Comparison with Similar Tools

Feature Triton TorchServe TensorFlow Serving KServe BentoML
Multi-framework Yes (broadest) PyTorch TF Pluggable (Triton inside) Many
Dynamic batching Yes Yes Yes Yes Yes
Ensembles Yes (built-in DAG) Limited Limited Via pipelines Via runners
GPU optimization Best (NVIDIA-native) Good Good Depends Depends
Best For Multi-framework production fleets PyTorch shops TF shops k8s-native serving Python-heavy ML pipelines

FAQ

Q: Triton vs TGI/vLLM for LLMs? A: TGI/vLLM are LLM-specific, with continuous batching tuned for autoregressive generation. Triton + TensorRT-LLM matches that performance and lets you serve other model types in the same fleet. For LLM-only stacks, vLLM/TGI are simpler.

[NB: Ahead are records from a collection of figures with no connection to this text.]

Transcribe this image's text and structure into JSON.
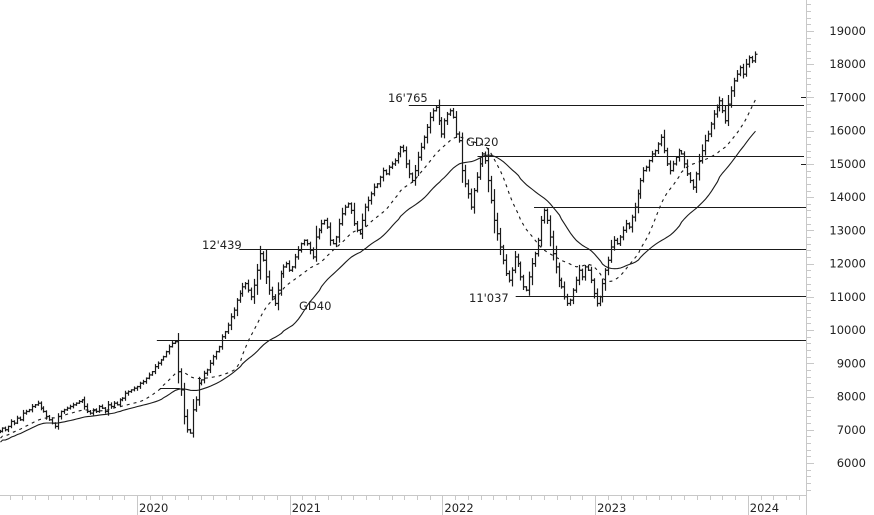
{
  "chart_data": {
    "type": "ohlc-line",
    "title": "",
    "instrument_description": "Weekly bar chart with 20- and 40-period moving averages",
    "xlabel": "",
    "ylabel": "",
    "ylim": [
      4900,
      19900
    ],
    "y_ticks": [
      6000,
      7000,
      8000,
      9000,
      10000,
      11000,
      12000,
      13000,
      14000,
      15000,
      16000,
      17000,
      18000,
      19000
    ],
    "y_tick_labels": [
      "6000",
      "7000",
      "8000",
      "9000",
      "10000",
      "11000",
      "12000",
      "13000",
      "14000",
      "15000",
      "16000",
      "17000",
      "18000",
      "19000"
    ],
    "x_tick_labels": [
      "2020",
      "2021",
      "2022",
      "2023",
      "2024"
    ],
    "x_ticks_year": [
      2020,
      2021,
      2022,
      2023,
      2024
    ],
    "x_range_year": [
      2019.1,
      2024.35
    ],
    "grid": false,
    "legend": "none",
    "annotations": [
      {
        "text": "16'765",
        "value": 16765
      },
      {
        "text": "12'439",
        "value": 12439
      },
      {
        "text": "11'037",
        "value": 11037
      },
      {
        "text": "GD20",
        "meaning": "20-week moving average (dashed)"
      },
      {
        "text": "GD40",
        "meaning": "40-week moving average (solid)"
      }
    ],
    "horizontal_levels": [
      {
        "value": 16765,
        "from_year": 2021.78,
        "label": "16'765"
      },
      {
        "value": 15250,
        "from_year": 2022.23
      },
      {
        "value": 13700,
        "from_year": 2022.6
      },
      {
        "value": 12439,
        "from_year": 2020.67,
        "label": "12'439"
      },
      {
        "value": 11037,
        "from_year": 2022.48,
        "label": "11'037"
      },
      {
        "value": 9700,
        "from_year": 2020.13
      },
      {
        "value": 8250,
        "from_year": 2020.15,
        "to_year": 2020.28
      }
    ],
    "series": [
      {
        "name": "Weekly close",
        "start_year": 2019.1,
        "step_weeks": 1,
        "values": [
          6950,
          7050,
          7000,
          7100,
          7250,
          7200,
          7350,
          7300,
          7500,
          7550,
          7600,
          7700,
          7750,
          7800,
          7650,
          7550,
          7400,
          7300,
          7200,
          7100,
          7400,
          7550,
          7600,
          7650,
          7700,
          7750,
          7800,
          7850,
          7900,
          7700,
          7550,
          7500,
          7600,
          7550,
          7700,
          7650,
          7550,
          7750,
          7700,
          7800,
          7750,
          7900,
          7950,
          8100,
          8150,
          8200,
          8250,
          8300,
          8400,
          8450,
          8550,
          8650,
          8750,
          8900,
          9000,
          9100,
          9200,
          9350,
          9500,
          9600,
          9650,
          8750,
          8200,
          7400,
          7000,
          6900,
          7600,
          7900,
          8400,
          8500,
          8700,
          8800,
          9000,
          9200,
          9350,
          9500,
          9800,
          9950,
          10150,
          10400,
          10600,
          10900,
          11100,
          11300,
          11400,
          11200,
          11000,
          11350,
          11800,
          12300,
          12100,
          11600,
          11200,
          11000,
          10800,
          11200,
          11700,
          11900,
          12000,
          11800,
          11900,
          12200,
          12400,
          12600,
          12700,
          12600,
          12400,
          12200,
          12800,
          13000,
          13200,
          13300,
          13100,
          12700,
          12600,
          12800,
          13200,
          13500,
          13700,
          13800,
          13600,
          13200,
          13000,
          12900,
          13300,
          13700,
          13900,
          14100,
          14300,
          14400,
          14600,
          14800,
          14700,
          14900,
          15000,
          15100,
          15300,
          15500,
          15400,
          15000,
          14700,
          14500,
          14800,
          15200,
          15500,
          15800,
          16100,
          16400,
          16600,
          16700,
          16300,
          15900,
          16300,
          16500,
          16600,
          16400,
          15900,
          15700,
          14800,
          14400,
          14100,
          13700,
          14200,
          14600,
          15000,
          15300,
          15100,
          14500,
          13900,
          13300,
          12900,
          12500,
          12100,
          11700,
          11500,
          11800,
          12200,
          12000,
          11600,
          11300,
          11200,
          11600,
          12000,
          12300,
          12700,
          13300,
          13600,
          13300,
          12800,
          12300,
          11900,
          11500,
          11300,
          11000,
          10800,
          10900,
          11200,
          11500,
          11800,
          11600,
          11900,
          11800,
          11500,
          11100,
          10800,
          11000,
          11400,
          11800,
          12100,
          12500,
          12700,
          12600,
          12800,
          13000,
          13200,
          13100,
          13400,
          13700,
          14100,
          14500,
          14800,
          14900,
          15100,
          15300,
          15400,
          15600,
          15800,
          15400,
          15000,
          14800,
          15000,
          15200,
          15400,
          15300,
          15000,
          14700,
          14500,
          14300,
          14700,
          15100,
          15400,
          15700,
          15900,
          16200,
          16500,
          16700,
          16900,
          16600,
          16300,
          16800,
          17200,
          17500,
          17700,
          17900,
          17700,
          18000,
          18200,
          18100,
          18300
        ]
      }
    ]
  }
}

Q: Does Triton require NVIDIA GPUs? A: No — backends include CPU (ONNX, OpenVINO, Python). But NVIDIA features (MIG, TensorRT, MPS) are first-class and the project is NVIDIA-owned.

Q: How does it integrate with Kubernetes? A: Common pattern: Triton pods behind a Service, model repository on S3/PVC. KServe wraps Triton as a backend for declarative model deployments.

Q: Can I write a custom backend? A: Yes — Python backend (write a Python class), C++ backend (high performance), or Business Logic Scripting (BLS) for orchestration. NeMo Guardrails / TensorRT-LLM use these to extend Triton.